Een Amsterdamse wethouder vertelt
DOCK opereert sinds juli 2003 met het jongerenwerk in het Amsterdamse stadsdeel Geuzenveld-Slotermeer.
Anton Ederveen (CDA) is portefeuillehouder Welzijn, Onderwijs en Sport en verantwoordelijk voor het jongerenbeleid. ‘Al sinds de jaren negentig is er een integraal jeugdbeleid waarin de verschillende schakels, zoals gezin, school en vrije tijd beschreven staan. Tijdens de vrije tijd is jeugd- en jongerenwerk heel belangrijk. In die periode zijn de kinderen buiten het zicht van hun ouders op straat en verliezen vaak het directe toezicht van thuis. Jongerenwerkers kunnen tijdens die vrije tijd meer structuur aan brengen en activiteiten aan bieden zodat ze zich niet vervelen.
In het stadsdeel hebben we al heel lang jongerenprojecten. Dit wilden we professionaliseren. We hebben vastgesteld wat we wilden en wat het mocht kosten. DOCK werd uitgekozen als beste aanbieder.’

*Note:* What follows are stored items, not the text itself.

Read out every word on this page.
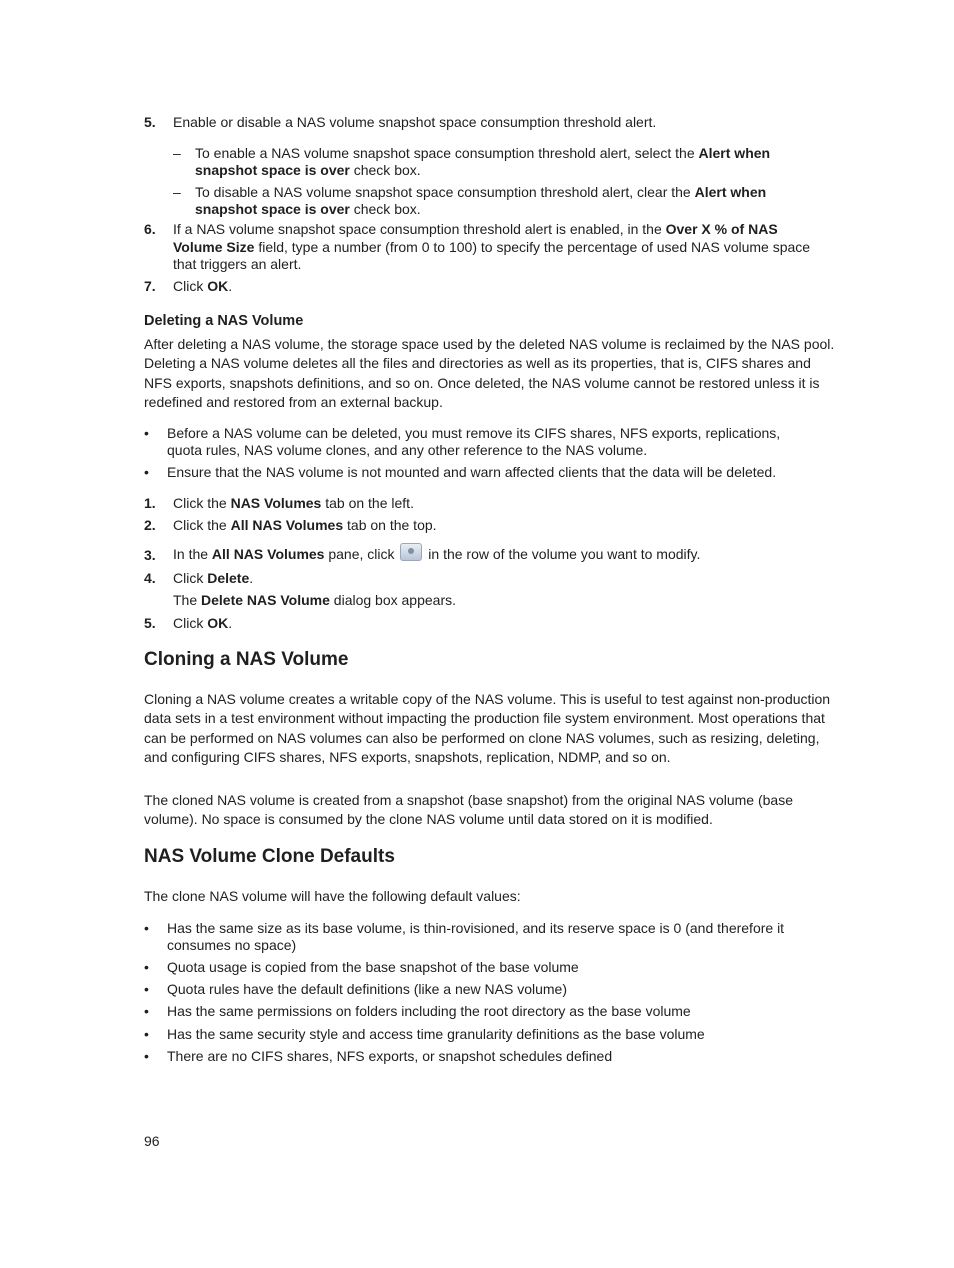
5. Enable or disable a NAS volume snapshot space consumption threshold alert.
– To enable a NAS volume snapshot space consumption threshold alert, select the Alert when snapshot space is over check box.
– To disable a NAS volume snapshot space consumption threshold alert, clear the Alert when snapshot space is over check box.
6. If a NAS volume snapshot space consumption threshold alert is enabled, in the Over X % of NAS Volume Size field, type a number (from 0 to 100) to specify the percentage of used NAS volume space that triggers an alert.
7. Click OK.
Deleting a NAS Volume
After deleting a NAS volume, the storage space used by the deleted NAS volume is reclaimed by the NAS pool. Deleting a NAS volume deletes all the files and directories as well as its properties, that is, CIFS shares and NFS exports, snapshots definitions, and so on. Once deleted, the NAS volume cannot be restored unless it is redefined and restored from an external backup.
• Before a NAS volume can be deleted, you must remove its CIFS shares, NFS exports, replications, quota rules, NAS volume clones, and any other reference to the NAS volume.
• Ensure that the NAS volume is not mounted and warn affected clients that the data will be deleted.
1. Click the NAS Volumes tab on the left.
2. Click the All NAS Volumes tab on the top.
3. In the All NAS Volumes pane, click  in the row of the volume you want to modify.
4. Click Delete.
The Delete NAS Volume dialog box appears.
5. Click OK.
Cloning a NAS Volume
Cloning a NAS volume creates a writable copy of the NAS volume. This is useful to test against non-production data sets in a test environment without impacting the production file system environment. Most operations that can be performed on NAS volumes can also be performed on clone NAS volumes, such as resizing, deleting, and configuring CIFS shares, NFS exports, snapshots, replication, NDMP, and so on.
The cloned NAS volume is created from a snapshot (base snapshot) from the original NAS volume (base volume). No space is consumed by the clone NAS volume until data stored on it is modified.
NAS Volume Clone Defaults
The clone NAS volume will have the following default values:
• Has the same size as its base volume, is thin-rovisioned, and its reserve space is 0 (and therefore it consumes no space)
• Quota usage is copied from the base snapshot of the base volume
• Quota rules have the default definitions (like a new NAS volume)
• Has the same permissions on folders including the root directory as the base volume
• Has the same security style and access time granularity definitions as the base volume
• There are no CIFS shares, NFS exports, or snapshot schedules defined
96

Het pilotjaar loopt van half juli 2003 tot half juli 2004. ‘Ik heb nog geen verslag gezien dus ik kan daar nog niets over zeggen. Wel weet ik wat ik op straat zie. Daar kom ik een ontzettend enthousiast team tegen dat er in slaagt veel jeugdigen te bereiken en echt de jongeren opzoekt. De jongerenwerkers staan open voor nieuwe initiatieven. Wij hadden bijvoorbeeld het idee van een mobiel centrum dat ook elders in de wijk kon worden ingezet. Eerst werd er sceptisch op gereageerd vanuit het jongerenwerk: ‘wat hebben ze nu weer bedacht?’ Maar als professioneel opdrachtnemer werd er al meteen meegedacht en mee gewerkt. Ze zijn nu heel enthousiast over de tot mobiel tienercentrum verbouwde stadsbus.’

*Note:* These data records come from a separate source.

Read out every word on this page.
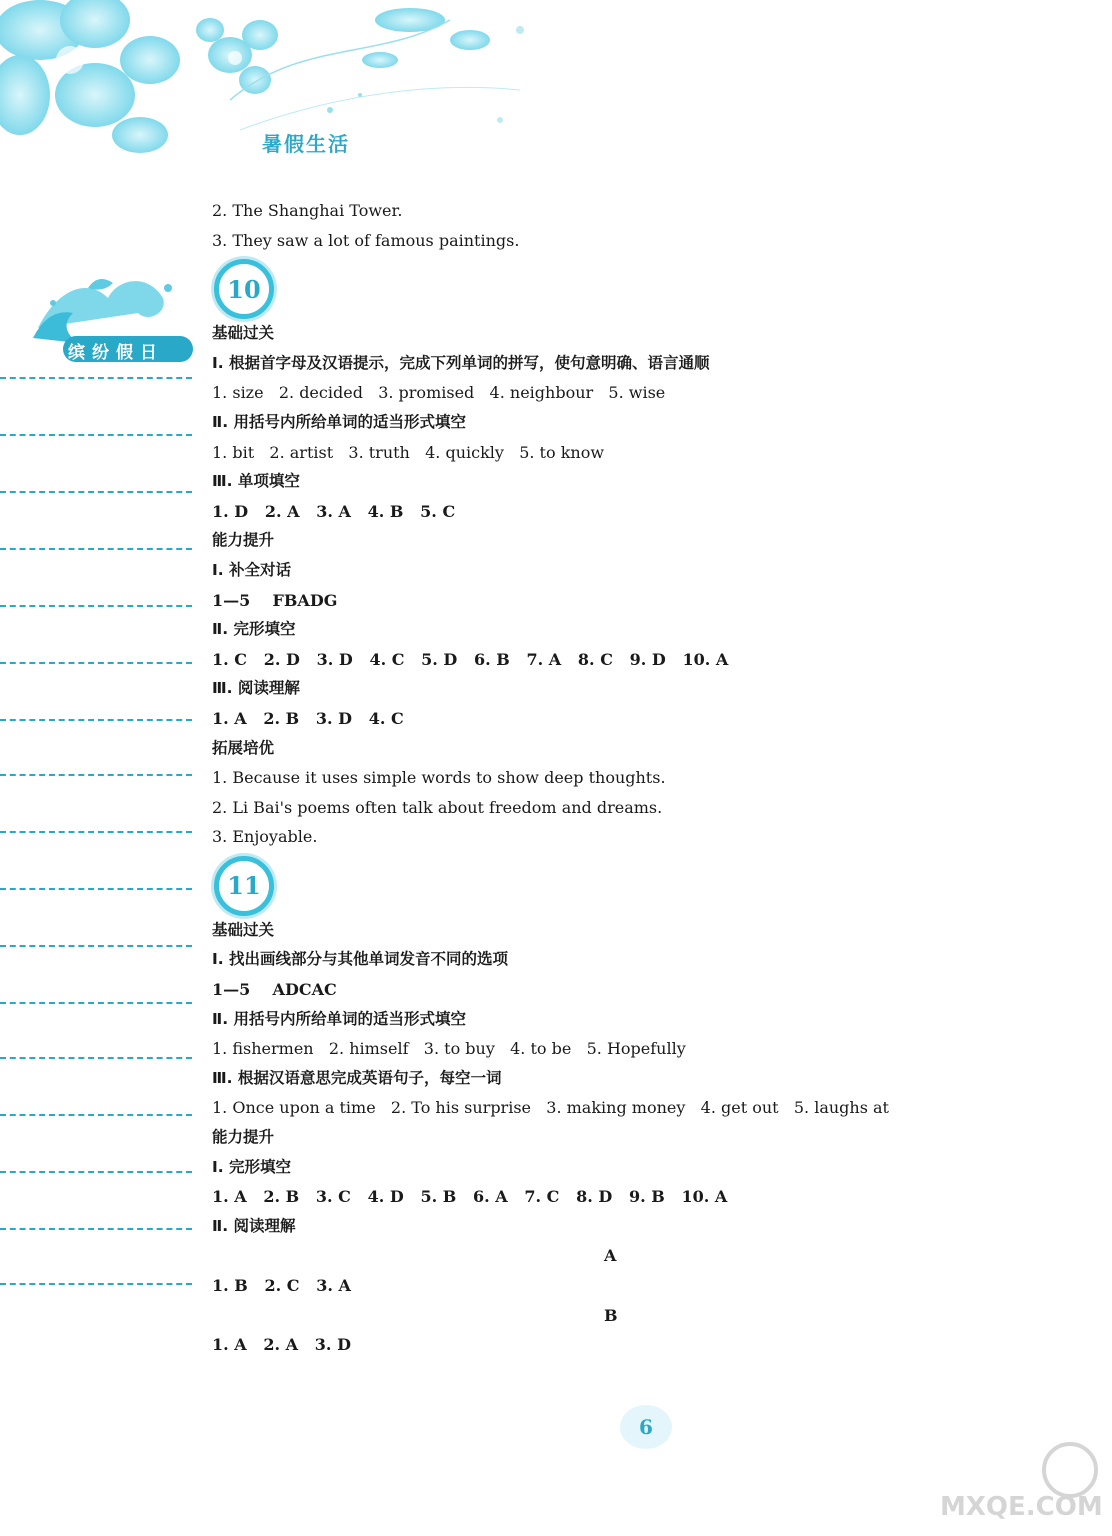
暑假生活
缤纷假日
2. The Shanghai Tower.
3. They saw a lot of famous paintings.
10
基础过关
Ⅰ. 根据首字母及汉语提示，完成下列单词的拼写，使句意明确、语言通顺
1. size   2. decided   3. promised   4. neighbour   5. wise
Ⅱ. 用括号内所给单词的适当形式填空
1. bit   2. artist   3. truth   4. quickly   5. to know
Ⅲ. 单项填空
1. D   2. A   3. A   4. B   5. C
能力提升
Ⅰ. 补全对话
1—5    FBADG
Ⅱ. 完形填空
1. C   2. D   3. D   4. C   5. D   6. B   7. A   8. C   9. D   10. A
Ⅲ. 阅读理解
1. A   2. B   3. D   4. C
拓展培优
1. Because it uses simple words to show deep thoughts.
2. Li Bai's poems often talk about freedom and dreams.
3. Enjoyable.
11
基础过关
Ⅰ. 找出画线部分与其他单词发音不同的选项
1—5    ADCAC
Ⅱ. 用括号内所给单词的适当形式填空
1. fishermen   2. himself   3. to buy   4. to be   5. Hopefully
Ⅲ. 根据汉语意思完成英语句子，每空一词
1. Once upon a time   2. To his surprise   3. making money   4. get out   5. laughs at
能力提升
Ⅰ. 完形填空
1. A   2. B   3. C   4. D   5. B   6. A   7. C   8. D   9. B   10. A
Ⅱ. 阅读理解
A
1. B   2. C   3. A
B
1. A   2. A   3. D
6
MXQE.COM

Ederveen vindt het heel belangrijk om met een positieve insteek de jongeren te benaderen. ‘Wat betreft criminele jongeren ben ik heel duidelijk. Daarvoor is de politie en justitie. Ik investeer liever in jongeren die niet of een keertje de fout ingaan, want voorkomen is beter dan genezen. Natuurlijk is er wel eens een rottigheid, maar met het overgrote deel van de jongeren gaat het prima. Ze doen het goed op school, zelfs beter dan vroeger. De focus gaat vaak naar een kleine probleemgroep, want daar heb je last van. Je moet niet blijven steken bij deze groep, want dan vergeet je dat het grootste deel van de jongeren het wel goed doet. Voor hen zijn er allerlei activiteiten. Het busproject waarbij jongeren spel- en sportmateriaal kunnen lenen vind ik prima. Door het systeem van de strippenkaart leren ze allerlei zaken. Je combineert daardoor het nuttige met het aangename, dat is een fantastisch mooi concept. Zo’n educatief beloningssysteem kennen we ook bij het Buurtsportwerk in het stadsdeel. Dit werkt goed.’